The Wilmslow Green Room Society celebrated has 44 years of Gawsworth Hall Open Air Summer theatre performances.

The Hall, home to the Richards family, hosted Green Room productions in the garden as part of their summer season of events between 1972 and 2016.

Elizabeth Richards, with her sons Jonathan and Rupert, joined current Green Room members, former members and friends to share fond memories and renew friendships.

As with all outdoor productions, the weather featured greatly in the discussions.

Until 2010 all the productions were Shakespeare plays.

A Midsummer Night’s Dream featured on six occasions, so it was fitting that David Reynolds and Val Watkinson recreated their scene as Oberon and Titania on September 15 using a little poetic licence to suit the occasion, from the 1994 production which was set in the 1920s.

David sashayed onto the stage wearing an immaculate tail suit, shimmering gauze wings and sequined make up, followed by Val in a sparkling black evening dress, purple feather boas, and a gold headdress at least 2ft high. Their performance brought the house down.

Green Room president Ronnie Dykstra and Jeremy Cleverley explained how the theatre began its long association with Gawsworth Hall.

Chris McClory described how the music for some of the productions had been composed especially to set the mood, and Sue Offer shared some of the escapades and narrow escapes that happened backstage or with the props, many ingeniously made by her and her husband Alan, that the cast had known nothing about!

Rupert Richards described the experience from the point of view of his family, particularly himself and Jonathan growing up at the Hall.

Rupert was seven years old when he made an appearance on the lawn as a page boy in Romeo and Juliet in 1981.

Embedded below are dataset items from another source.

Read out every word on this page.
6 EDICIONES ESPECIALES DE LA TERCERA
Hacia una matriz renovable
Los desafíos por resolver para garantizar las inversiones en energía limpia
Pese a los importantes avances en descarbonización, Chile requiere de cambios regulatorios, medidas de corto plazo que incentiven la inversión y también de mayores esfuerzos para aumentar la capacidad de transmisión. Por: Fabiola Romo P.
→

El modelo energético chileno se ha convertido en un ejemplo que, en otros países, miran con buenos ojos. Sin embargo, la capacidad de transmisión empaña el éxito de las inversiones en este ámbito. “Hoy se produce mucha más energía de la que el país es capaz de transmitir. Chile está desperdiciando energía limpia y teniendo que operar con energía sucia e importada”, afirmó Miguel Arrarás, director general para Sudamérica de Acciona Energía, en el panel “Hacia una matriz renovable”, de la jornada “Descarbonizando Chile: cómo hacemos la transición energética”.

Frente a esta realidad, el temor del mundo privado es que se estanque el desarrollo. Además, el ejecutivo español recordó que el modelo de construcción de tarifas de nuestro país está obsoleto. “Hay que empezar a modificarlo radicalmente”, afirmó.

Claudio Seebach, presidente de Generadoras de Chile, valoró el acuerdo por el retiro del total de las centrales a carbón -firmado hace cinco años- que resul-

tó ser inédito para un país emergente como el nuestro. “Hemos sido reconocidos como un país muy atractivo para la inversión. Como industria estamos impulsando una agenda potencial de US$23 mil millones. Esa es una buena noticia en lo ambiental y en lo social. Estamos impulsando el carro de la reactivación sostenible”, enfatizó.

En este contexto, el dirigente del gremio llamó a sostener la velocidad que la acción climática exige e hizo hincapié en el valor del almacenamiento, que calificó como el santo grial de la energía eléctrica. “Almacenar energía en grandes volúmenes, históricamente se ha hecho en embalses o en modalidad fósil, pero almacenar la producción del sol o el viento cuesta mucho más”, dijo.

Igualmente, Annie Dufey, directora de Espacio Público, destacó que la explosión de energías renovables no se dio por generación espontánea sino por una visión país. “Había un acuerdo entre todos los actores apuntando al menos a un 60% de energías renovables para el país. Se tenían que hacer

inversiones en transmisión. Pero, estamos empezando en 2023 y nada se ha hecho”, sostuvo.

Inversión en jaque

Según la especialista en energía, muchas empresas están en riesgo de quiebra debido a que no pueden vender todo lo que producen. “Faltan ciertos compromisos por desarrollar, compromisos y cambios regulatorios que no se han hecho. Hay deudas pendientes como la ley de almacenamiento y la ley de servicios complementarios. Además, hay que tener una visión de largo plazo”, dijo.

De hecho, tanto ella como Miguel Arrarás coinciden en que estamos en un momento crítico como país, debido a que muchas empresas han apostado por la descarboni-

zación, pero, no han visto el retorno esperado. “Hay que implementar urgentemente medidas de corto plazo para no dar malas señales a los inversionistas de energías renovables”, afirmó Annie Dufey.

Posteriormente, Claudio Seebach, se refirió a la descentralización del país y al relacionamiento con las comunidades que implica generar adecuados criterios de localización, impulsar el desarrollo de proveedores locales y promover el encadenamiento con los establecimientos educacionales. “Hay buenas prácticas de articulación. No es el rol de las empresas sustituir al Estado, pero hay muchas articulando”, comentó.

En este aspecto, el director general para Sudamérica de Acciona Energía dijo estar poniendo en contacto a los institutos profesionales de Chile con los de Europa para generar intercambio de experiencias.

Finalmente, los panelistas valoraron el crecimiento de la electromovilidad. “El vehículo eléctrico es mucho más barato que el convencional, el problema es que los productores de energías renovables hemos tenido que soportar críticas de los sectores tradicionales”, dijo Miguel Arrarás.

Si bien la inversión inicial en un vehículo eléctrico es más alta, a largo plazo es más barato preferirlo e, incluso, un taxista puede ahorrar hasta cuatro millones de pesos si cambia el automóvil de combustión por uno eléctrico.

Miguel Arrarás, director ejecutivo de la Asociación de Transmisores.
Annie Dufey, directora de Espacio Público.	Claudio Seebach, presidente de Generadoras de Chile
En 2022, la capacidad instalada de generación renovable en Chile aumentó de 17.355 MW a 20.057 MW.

In keeping with the title, The Tempest ran during a week of relentless rain in 1997.

Elizabeth Richards took the children playing the fairies into her kitchen every evening to dry them and warmed them up with mugs of hot chocolate. Her kindness often resulted in her kitchen being draped with damp costumes overnight.

Her husband Tim sadly passed away in 2016, but was the father figure at the Hall throughout the Green Room’s time there.

After the more formal part of the evening everyone gathered around displays of photos, programmes, costumes and lists of cast and crew, watched videos of some of the productions and shared memories.